Loudoun County Public Schools is shortening the length of time staff members and students infected with COVID-19 must isolate from 10 days to five, in accordance with the latest recommendations from the CDC and Department of Health, despite previously stating it wouldn’t do so until mid-January.
Superintendent Scott Ziegler previously announced plans to continue the 10-day quarantine requirement when classes resumed after winter break. Ziegler said in an email to families that the new protocols wouldn’t be implemented until Jan. 17, allowing for transmission data to be analyzed before a decision was made.
The new guidance also requires fully vaccinated individuals who are eligible for a booster shot but have not yet received one to isolate if they are close contacts of infected individuals.
Individuals deemed close contacts who are asymptomatic may forgo the isolation period after showing proof of having received a vaccine booster, two shots of the Pfizer or Moderna vaccine in the last six months, or one shot of the Johnson & Johnson vaccine in the last two months.
The new guidance comes as evidence shared by the CDC found that transmission of the virus is most likely to occur one to two days before the onset of symptoms, and two to three days after.

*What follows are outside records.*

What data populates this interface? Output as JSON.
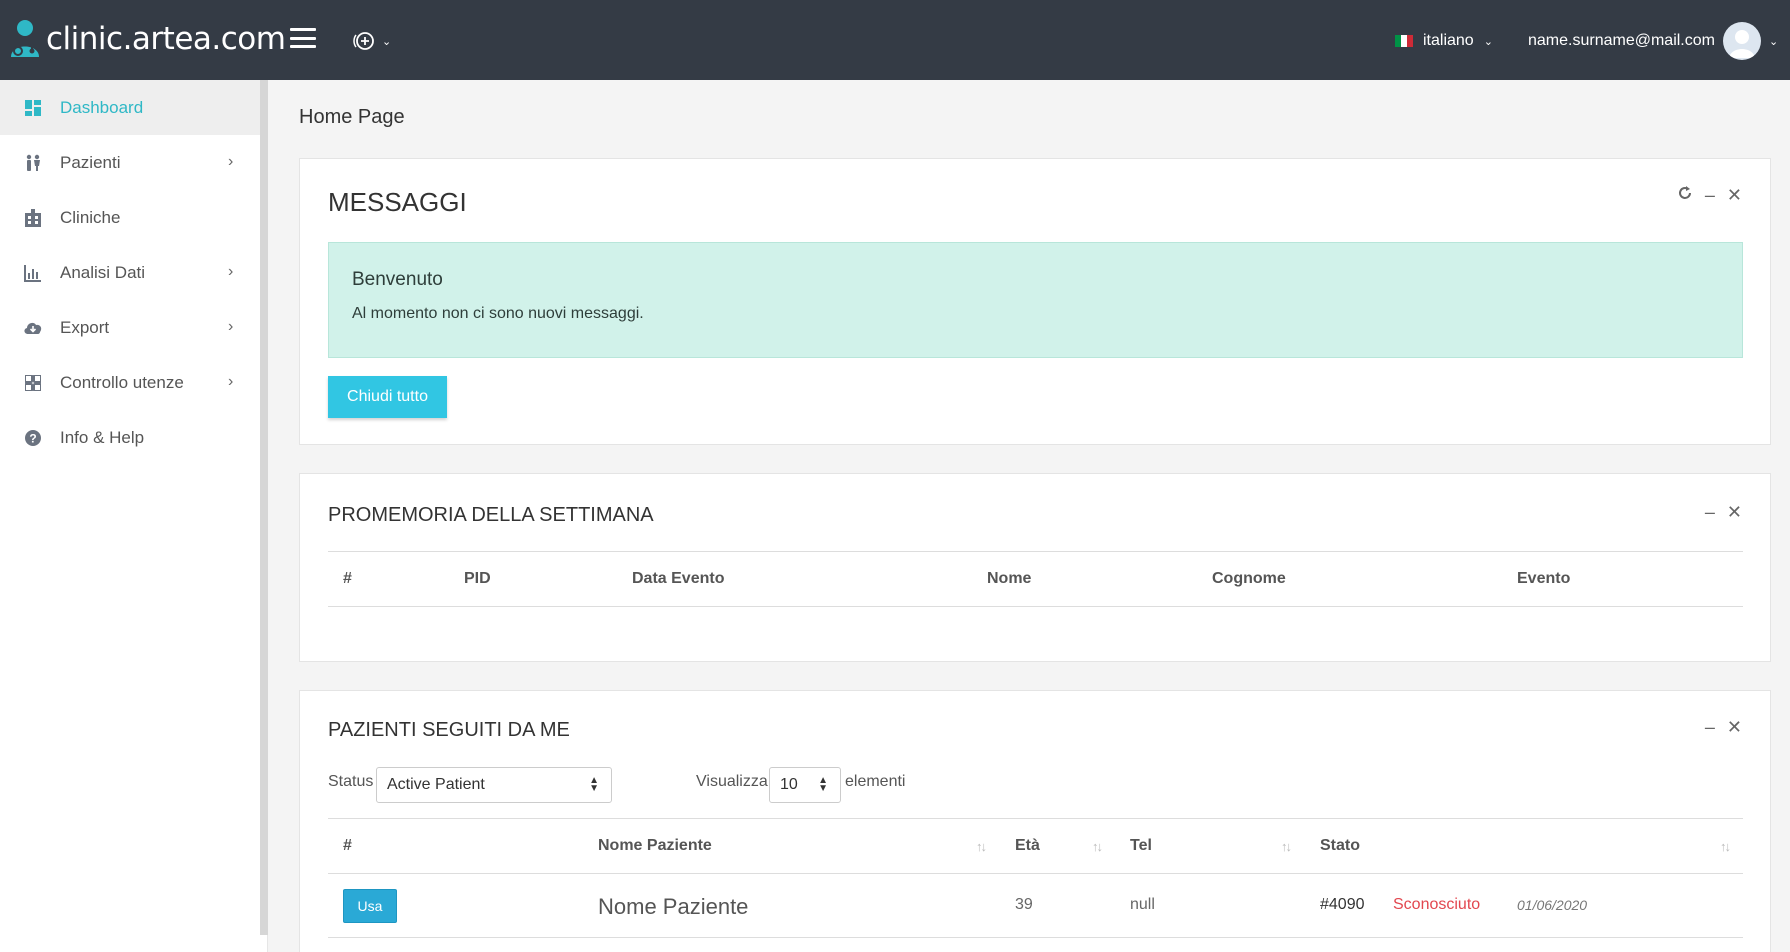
{
  "app": {
    "brand": "clinic.artea.com",
    "colors": {
      "topbar": "#343b45",
      "accent": "#2fb8c6",
      "alert_bg": "#d1f2ea",
      "button": "#31c6e3",
      "danger": "#e2474f"
    }
  },
  "header": {
    "language": "italiano",
    "user_email": "name.surname@mail.com"
  },
  "sidebar": {
    "items": [
      {
        "label": "Dashboard",
        "icon": "dashboard-icon",
        "active": true
      },
      {
        "label": "Pazienti",
        "icon": "people-icon",
        "has_arrow": true
      },
      {
        "label": "Cliniche",
        "icon": "hospital-icon"
      },
      {
        "label": "Analisi Dati",
        "icon": "bar-chart-icon",
        "has_arrow": true
      },
      {
        "label": "Export",
        "icon": "cloud-download-icon",
        "has_arrow": true
      },
      {
        "label": "Controllo utenze",
        "icon": "grid-icon",
        "has_arrow": true
      },
      {
        "label": "Info & Help",
        "icon": "help-circle-icon"
      }
    ]
  },
  "main": {
    "page_title": "Home Page",
    "messages": {
      "title": "MESSAGGI",
      "alert_title": "Benvenuto",
      "alert_text": "Al momento non ci sono nuovi messaggi.",
      "close_all": "Chiudi tutto"
    },
    "reminders": {
      "title": "PROMEMORIA DELLA SETTIMANA",
      "columns": [
        "#",
        "PID",
        "Data Evento",
        "Nome",
        "Cognome",
        "Evento"
      ]
    },
    "patients": {
      "title": "PAZIENTI SEGUITI DA ME",
      "status_label": "Status",
      "status_value": "Active Patient",
      "show_label": "Visualizza",
      "show_value": "10",
      "show_suffix": "elementi",
      "columns": [
        "#",
        "Nome Paziente",
        "Età",
        "Tel",
        "Stato"
      ],
      "rows": [
        {
          "action": "Usa",
          "name": "Nome Paziente",
          "age": "39",
          "tel": "null",
          "id": "#4090",
          "status": "Sconosciuto",
          "date": "01/06/2020"
        }
      ]
    }
  }
}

Now, infected individuals may return to school five days after testing positive, regardless of their status.
The spread of the Omicron variant during the holidays led to a pandemic era-high 1,215 new cases being reported in Loudoun County on Dec. 31. The seven-day average of new cases reported, as of Jan. 4, was 767.
The division is continuing with mitigation protocols, requiring all people in school buildings to wear masks, regardless of vaccination status. Still, parents and staff members took to social media to express concerns. Many speculate that the change in protocols is due to a shortage of teachers and substitutes.
One mother posted on Facebook a photo of her daughter’s positive COVID test on day eight of the child’s illness, three days after the student would have been permitted to return if school had been in session.
Staff at one high school were reportedly told that due to teacher shortages, classes might be combined in the gymnasium.
Shortly after the new protocols were announced, School Board member Andrew Hoyler said on Facebook that he had not been briefed on the change.
“When I have answers, I will share them with you all, but unfortunately at this point, I’m as confused as many of you,” he said in his post.
The school division did not respond with comment on the sudden change by press time.